I hesitated, then sighed. "Alright. I'm sorry." 

She peeked back at me, searching my face for a moment, then relaxed, satisfied. "Good," she said, like the argument had never happened. 

She hesitated, then released my hand. I raised the cigarette again and struck the lighter. 

It clicked, sparks flying out—but that wasn't the only thing that flared. 

For just a second, I heard it again. 

"Th-thank you!" 

The sound was soft, shaky—gone almost as soon as it surfaced. I frowned slightly, thumb hovering over the lighter as a strange tightness settled in my chest. 

I shook my head, dismissing it as nothing more than a passing thought.

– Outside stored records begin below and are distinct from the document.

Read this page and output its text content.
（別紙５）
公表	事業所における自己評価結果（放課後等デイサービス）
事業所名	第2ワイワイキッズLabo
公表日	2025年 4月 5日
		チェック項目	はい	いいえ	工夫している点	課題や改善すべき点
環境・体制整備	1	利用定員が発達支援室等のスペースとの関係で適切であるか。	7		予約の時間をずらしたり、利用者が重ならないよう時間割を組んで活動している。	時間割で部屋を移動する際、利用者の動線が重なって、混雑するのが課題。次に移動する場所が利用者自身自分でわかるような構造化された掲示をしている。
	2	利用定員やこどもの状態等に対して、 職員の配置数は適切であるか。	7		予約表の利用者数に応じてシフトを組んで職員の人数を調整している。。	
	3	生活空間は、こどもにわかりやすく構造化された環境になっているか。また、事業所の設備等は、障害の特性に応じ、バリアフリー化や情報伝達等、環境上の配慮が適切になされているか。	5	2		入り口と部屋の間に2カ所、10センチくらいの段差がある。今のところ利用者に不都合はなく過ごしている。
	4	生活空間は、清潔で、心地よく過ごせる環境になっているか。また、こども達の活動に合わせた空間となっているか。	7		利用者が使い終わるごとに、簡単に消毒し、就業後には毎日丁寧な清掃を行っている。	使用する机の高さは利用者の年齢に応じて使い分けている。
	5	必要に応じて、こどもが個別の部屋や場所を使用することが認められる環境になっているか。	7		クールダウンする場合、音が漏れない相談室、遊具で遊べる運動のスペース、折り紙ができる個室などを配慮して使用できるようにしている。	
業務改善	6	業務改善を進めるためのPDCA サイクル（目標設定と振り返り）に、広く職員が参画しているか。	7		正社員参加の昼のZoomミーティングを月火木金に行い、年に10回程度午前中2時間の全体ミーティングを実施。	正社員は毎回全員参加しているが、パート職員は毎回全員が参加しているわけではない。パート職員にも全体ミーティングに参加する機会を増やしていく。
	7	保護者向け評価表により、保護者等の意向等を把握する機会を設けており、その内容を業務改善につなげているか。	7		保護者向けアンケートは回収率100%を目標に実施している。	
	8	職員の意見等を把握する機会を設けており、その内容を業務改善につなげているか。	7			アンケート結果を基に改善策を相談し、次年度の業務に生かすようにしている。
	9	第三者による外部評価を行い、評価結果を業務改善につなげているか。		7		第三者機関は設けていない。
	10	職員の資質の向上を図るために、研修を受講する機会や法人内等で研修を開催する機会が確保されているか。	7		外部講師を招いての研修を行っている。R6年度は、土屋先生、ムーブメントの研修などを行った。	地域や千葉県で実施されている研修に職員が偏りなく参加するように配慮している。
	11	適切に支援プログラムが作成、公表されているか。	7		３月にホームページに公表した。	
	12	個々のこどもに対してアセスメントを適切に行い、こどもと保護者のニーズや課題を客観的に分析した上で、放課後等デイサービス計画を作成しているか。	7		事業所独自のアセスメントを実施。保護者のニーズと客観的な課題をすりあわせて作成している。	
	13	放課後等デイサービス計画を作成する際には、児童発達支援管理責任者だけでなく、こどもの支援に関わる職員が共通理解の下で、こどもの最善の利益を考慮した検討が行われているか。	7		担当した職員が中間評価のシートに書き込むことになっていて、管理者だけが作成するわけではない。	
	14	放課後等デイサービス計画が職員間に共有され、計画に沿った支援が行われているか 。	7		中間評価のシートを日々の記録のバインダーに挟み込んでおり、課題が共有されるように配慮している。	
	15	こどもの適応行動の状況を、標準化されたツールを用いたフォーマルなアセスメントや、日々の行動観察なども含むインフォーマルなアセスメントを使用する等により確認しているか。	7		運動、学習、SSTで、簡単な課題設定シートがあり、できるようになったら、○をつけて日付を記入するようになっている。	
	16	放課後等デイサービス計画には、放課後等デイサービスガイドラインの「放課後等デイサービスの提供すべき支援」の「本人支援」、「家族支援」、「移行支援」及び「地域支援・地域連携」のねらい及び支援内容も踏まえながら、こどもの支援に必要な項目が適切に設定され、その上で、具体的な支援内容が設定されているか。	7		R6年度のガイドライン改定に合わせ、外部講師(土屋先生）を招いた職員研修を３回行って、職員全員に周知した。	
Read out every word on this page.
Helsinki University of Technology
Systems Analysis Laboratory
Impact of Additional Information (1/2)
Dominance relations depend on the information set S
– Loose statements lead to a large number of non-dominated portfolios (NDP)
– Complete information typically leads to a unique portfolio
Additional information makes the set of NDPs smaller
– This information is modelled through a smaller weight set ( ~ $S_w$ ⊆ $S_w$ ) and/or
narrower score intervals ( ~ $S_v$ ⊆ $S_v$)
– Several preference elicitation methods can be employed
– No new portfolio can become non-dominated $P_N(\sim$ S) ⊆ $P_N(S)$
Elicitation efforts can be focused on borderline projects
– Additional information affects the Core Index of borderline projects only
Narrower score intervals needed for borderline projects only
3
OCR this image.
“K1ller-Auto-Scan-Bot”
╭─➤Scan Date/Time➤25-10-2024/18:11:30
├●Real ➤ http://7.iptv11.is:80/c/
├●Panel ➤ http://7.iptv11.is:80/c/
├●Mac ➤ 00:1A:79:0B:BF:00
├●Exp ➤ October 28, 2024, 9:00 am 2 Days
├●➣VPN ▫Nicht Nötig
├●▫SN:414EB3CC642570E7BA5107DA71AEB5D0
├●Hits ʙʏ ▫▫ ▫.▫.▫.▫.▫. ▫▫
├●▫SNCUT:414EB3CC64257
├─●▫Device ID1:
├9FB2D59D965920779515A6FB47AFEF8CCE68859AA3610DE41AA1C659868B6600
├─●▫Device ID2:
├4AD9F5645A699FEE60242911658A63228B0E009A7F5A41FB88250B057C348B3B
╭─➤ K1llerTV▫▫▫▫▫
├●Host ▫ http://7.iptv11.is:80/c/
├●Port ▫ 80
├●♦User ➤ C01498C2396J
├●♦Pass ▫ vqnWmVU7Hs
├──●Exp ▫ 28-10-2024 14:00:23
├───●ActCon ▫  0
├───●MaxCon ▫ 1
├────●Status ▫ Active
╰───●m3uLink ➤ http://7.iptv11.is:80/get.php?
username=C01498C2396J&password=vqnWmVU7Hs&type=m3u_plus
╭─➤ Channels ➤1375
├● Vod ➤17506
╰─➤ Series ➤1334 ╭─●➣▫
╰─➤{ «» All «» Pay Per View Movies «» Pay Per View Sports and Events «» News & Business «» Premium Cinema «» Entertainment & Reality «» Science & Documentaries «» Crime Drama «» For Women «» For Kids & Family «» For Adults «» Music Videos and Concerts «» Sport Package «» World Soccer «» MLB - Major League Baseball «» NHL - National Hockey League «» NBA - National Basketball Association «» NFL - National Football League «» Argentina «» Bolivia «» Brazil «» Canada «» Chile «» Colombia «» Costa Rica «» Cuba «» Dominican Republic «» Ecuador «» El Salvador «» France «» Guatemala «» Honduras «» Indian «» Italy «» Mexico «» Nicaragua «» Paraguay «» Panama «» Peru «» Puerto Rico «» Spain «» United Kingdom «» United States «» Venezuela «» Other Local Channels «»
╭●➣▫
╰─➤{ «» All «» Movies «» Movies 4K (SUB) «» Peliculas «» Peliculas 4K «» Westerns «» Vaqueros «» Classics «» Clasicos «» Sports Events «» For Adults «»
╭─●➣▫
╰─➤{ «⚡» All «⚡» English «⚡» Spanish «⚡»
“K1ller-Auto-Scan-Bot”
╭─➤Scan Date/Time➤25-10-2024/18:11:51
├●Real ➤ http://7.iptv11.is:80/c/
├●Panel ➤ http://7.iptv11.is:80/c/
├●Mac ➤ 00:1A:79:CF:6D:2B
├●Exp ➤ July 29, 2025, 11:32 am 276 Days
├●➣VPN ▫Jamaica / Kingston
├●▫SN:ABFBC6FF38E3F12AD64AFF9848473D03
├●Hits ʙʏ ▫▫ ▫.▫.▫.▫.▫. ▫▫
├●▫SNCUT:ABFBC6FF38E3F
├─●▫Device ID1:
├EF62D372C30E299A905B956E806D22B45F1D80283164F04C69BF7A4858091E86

I struck the wheel again, harder this time. 

Click— 

Nothing. 

I tried the lighter again. Nothing. 

Again. Still nothing. 

I shook it, thumb aching as I struck it a few more times, frustration building, until finally it flared to life. I leaned in and lit the cigarette, the flame steady now—like it hadn't almost failed me at all. 

She watched me through heavy-lidded eyes, smiling softly. "You look just like your daddy," she said dreamily. "He was always so cool… and his eyes were something else." 

She leaned forward and poked my cheek with her finger, giggling. 

"And now look at you. All tall and handsome. Totally unfair." She squinted at me playfully. "Bet you're breaking hearts left and right." 

I took a slow drag, letting the smoke fill my lungs, unsure whether the tightness in my chest came from the nicotine—or her words. 

"Mom," I muttered. "Please stop." 

She laughed, light and careless, like it was all a game. 

Knock knock knock. 

"Ooh!" she perked up instantly. "Pizza time!" 

She hopped up and clapped her hands once. 

I exhaled slowly, grateful for the interruption.